MBECK@ai.ai.mit.edu (Mark E. Becker) (06/04/88)

Hello -

     A long time ago someone posted a patch that fixed a problem
dealing with background processes doing sleep().. I recall something
along the lines of "/etc/update stopped running and was no longer
sync'ing the disk every 30 seconds".  This apparently occurred when a
second background program used sleep() and timed out.. clearing some
bit associated with /etc/update's status.

     I didn't save the patch.  Does anyone have a file copy?  Or can
point me in the "right" direction?

Muchly appreciated -
Mark Becker

csrobe@cs.wm.edu (Chip Roberson) (12/15/88)

There is a bug in the 1.2 Version of PC Minix (that I have).

You can determine if you have the bug by running the following code:

if (fork() == 0)
    while (1)
      { putchar('c');  fflush(stdout);  sleep(1); }
else
    while (1)
      { putchar('p');  fflush(stdout);  sleep(2); }

if the ONLY output you see is something like:
	cpc
then you have the same bug.  NB:  This bug will effectively kill
/etc/update by breaking its sleep/wake-up loop!

The problem is in mm/signal.c/check_sig at lines 6824-6842, where
mm searches "through the proc table for processes to signal".

for(...) {
  ...
  if (proc_id > 0 && proc_id != rmp->mp_pid) send_sig = FALSE;
  ...
  /* SIGALARM is a little special.  When a process exits, a clock signal
   * can arrive just as the timer is being turned off.  Also, turn off
   * ALARM_ON bit when timer goes off to keep it accurate.
   */
  if (sig_nr == SIGALRM) {
	if ( (rmp->mp_flags & ALARM_ON) == 0) continue;
	rmp->mp_flags &= ~ALARM_ON;
  }
  if (send_sig == FALSE || rmp->mp_ignore & mask) continue;
  ...
}

The problem occurs when there are two alarms pending at the same time
and an alarm goes off for the process deeper/later in the process
table.  The first check, determines that the signal is not for this
process (proc_id != rmp->mp_pid) and sets a flag (send_sig = FALSE).
Later on, it checks to see if this is an ALARM signal.  If it is,
then it makes sure that the process is still there and that it is
still waiting for a signal.  [BUT, at this point, we know that this
process is not the correct process.]  Well, if mm sees that this process
has it's ALARM bit on (and /etc/update always will, and it will
always be lower than any other user process!) it will turn off
the ALARM_ON bit thinking that this process is about to be awoken.
Well the last line, above, realizes that the signal really isn't for
this process and goes to the next iteration of the for-loop.

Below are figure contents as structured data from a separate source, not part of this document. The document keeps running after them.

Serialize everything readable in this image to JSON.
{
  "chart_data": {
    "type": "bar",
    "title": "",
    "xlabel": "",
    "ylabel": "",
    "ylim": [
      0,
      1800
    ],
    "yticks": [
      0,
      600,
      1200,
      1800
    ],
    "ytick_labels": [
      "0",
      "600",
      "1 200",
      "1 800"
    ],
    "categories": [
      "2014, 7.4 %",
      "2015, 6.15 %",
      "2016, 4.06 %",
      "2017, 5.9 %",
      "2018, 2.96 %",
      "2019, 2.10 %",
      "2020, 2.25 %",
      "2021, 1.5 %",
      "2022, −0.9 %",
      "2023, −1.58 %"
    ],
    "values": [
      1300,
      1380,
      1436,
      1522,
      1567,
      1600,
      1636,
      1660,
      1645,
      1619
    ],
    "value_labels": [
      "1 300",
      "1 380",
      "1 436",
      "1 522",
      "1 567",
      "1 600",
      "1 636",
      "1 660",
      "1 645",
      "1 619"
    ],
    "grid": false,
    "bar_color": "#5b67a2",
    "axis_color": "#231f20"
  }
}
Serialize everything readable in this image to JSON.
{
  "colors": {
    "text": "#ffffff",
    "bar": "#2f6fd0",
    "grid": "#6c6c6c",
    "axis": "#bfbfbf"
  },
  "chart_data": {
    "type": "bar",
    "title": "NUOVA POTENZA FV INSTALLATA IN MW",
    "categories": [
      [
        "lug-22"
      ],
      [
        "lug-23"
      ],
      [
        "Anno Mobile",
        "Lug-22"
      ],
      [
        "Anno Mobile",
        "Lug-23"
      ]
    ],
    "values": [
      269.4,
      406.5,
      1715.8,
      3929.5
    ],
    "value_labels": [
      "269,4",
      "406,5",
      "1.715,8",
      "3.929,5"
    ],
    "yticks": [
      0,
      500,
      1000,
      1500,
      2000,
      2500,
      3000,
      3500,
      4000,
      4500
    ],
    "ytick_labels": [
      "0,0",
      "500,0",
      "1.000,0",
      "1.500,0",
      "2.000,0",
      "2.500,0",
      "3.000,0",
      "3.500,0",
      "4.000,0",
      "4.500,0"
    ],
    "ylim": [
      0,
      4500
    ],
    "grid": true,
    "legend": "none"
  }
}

ERGO:  an ALARM signal for process N will clear all outstanding
ALARMs for any process i,  INIT_PROC_NR < i < N.

The fix is to move

	if (send_sig == FALSE || rmp->mp_ignore & mask) continue;

before

	if (sig_nr == SIGALRM) {

I would have sent diffs but that was just too much trouble to get them
to a networked machine.

cheers,
-c
-------------------------------------------------------------------------
Chip Roberson                ARPANET:  csrobe@cs.wm.edu
Dept of Comp. Sci.                     csrobe@icase.edu
College of William and Mary  BITNET:   #csrobe@wmmvs.bitnet
Williamsburg, VA 23185       UUCP:     ...!uunet!pyrdc!gmu90x!wmcs!csrobe
-------------------------------------------------------------------------